The Greenwich Village Block Associations is a community wide coalition dedicated to preserving and improving the quality of life for residents of our historic neighborhood. As part of our mandate we support improvements to our parks and playgrounds. Recently, The New York Times and The Villager have published articles about a BID/New York City Parks Department proposal for the north end of Union Square Park that cause concern, particularly since no Greenwich Village or Chelsea community organization has been consulted about this plan.

Union Square, which has been designated a National Historic Landmark, is uniquely situated at the junction of several communities: Greenwich Village, Chelsea, the Flatiron District, the Gramercy-Stuyvesant area and the Lower East Side.
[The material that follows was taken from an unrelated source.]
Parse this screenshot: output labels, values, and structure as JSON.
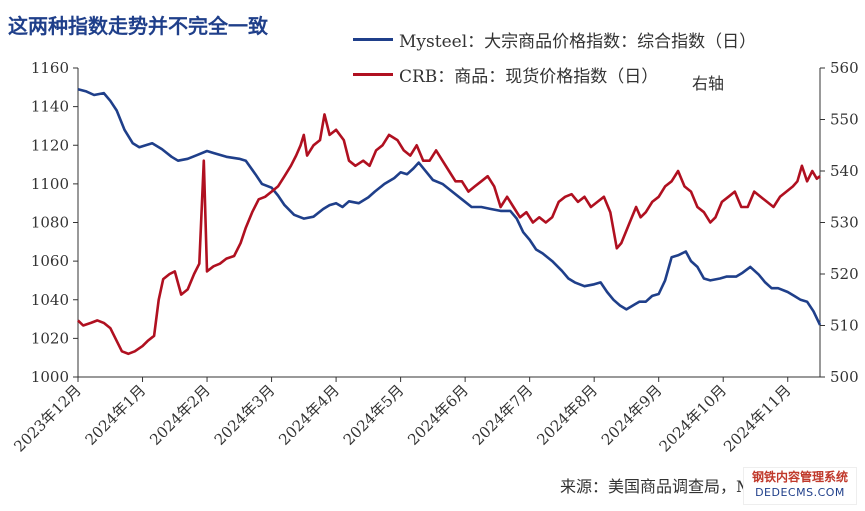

Union Square’s historic role as a “soapbox” site and the presence of its nationally known Greenmarket make this a destination park for tourists as well.  Indeed, in the opinion of many in the “food community,” the Union Square Greenmarket was a major impetus for the American style food revolution that has influenced the “kitchen arts” throughout the world.  Ruth Reichl’s last column as The New York Times food editor detailed this culinary contribution.

But Union Square is primarily a critical and cherished recreational spot for the surrounding community that includes the burgeoning residential population – with lots of small children – and neighborhood businesses, many of them purveying food.  A part of the city that used to be a “dead” spot in the evening is bustling and brightly illuminated, thanks in part to more than 100 restaurants and cafes within a two square block radius of the park.  An additional restaurant, particularly a private dining facility that consumes a section of Union Square Park, runs counter to public policy and is unnecessary and undesirable.

Three-and-a-half acre Union Square Park is heavily used and frequently overcrowded; reducing the available recreational space by ceding it to a private use is not in the public interest. While paying customers are comfortably seated in the summer restaurant that has operated there for the past few years, other park users who want to take a break in Union Square — perhaps, with food purchased elsewhere — are often unable to find a seat on a bench and must sit on the ground.  

The GVBA is sensitive to the city’s fiscal restraints, but we are dismayed that the Park’s Department is routinely under-funded to such an extent that it must continually search for additional revenue.  Our parks should not be regarded as assets that can be leased to increasingly crass commercial enterprise and vulgar public relations stunts.

The proposed playground expansion should not be held hostage to a commercial venture. Union Square Park currently does not permit mobile food vendors within its confines.  We suggest that the Parks Department should explore the financial benefits of allowing a reasonable number of these venders into this park as it has elsewhere.  While the GVBA endorses the improvement and expansion of Union Square’s playgrounds, we do not believe that such renovations should be contingent upon permitting a restaurant to annex a section of our public space.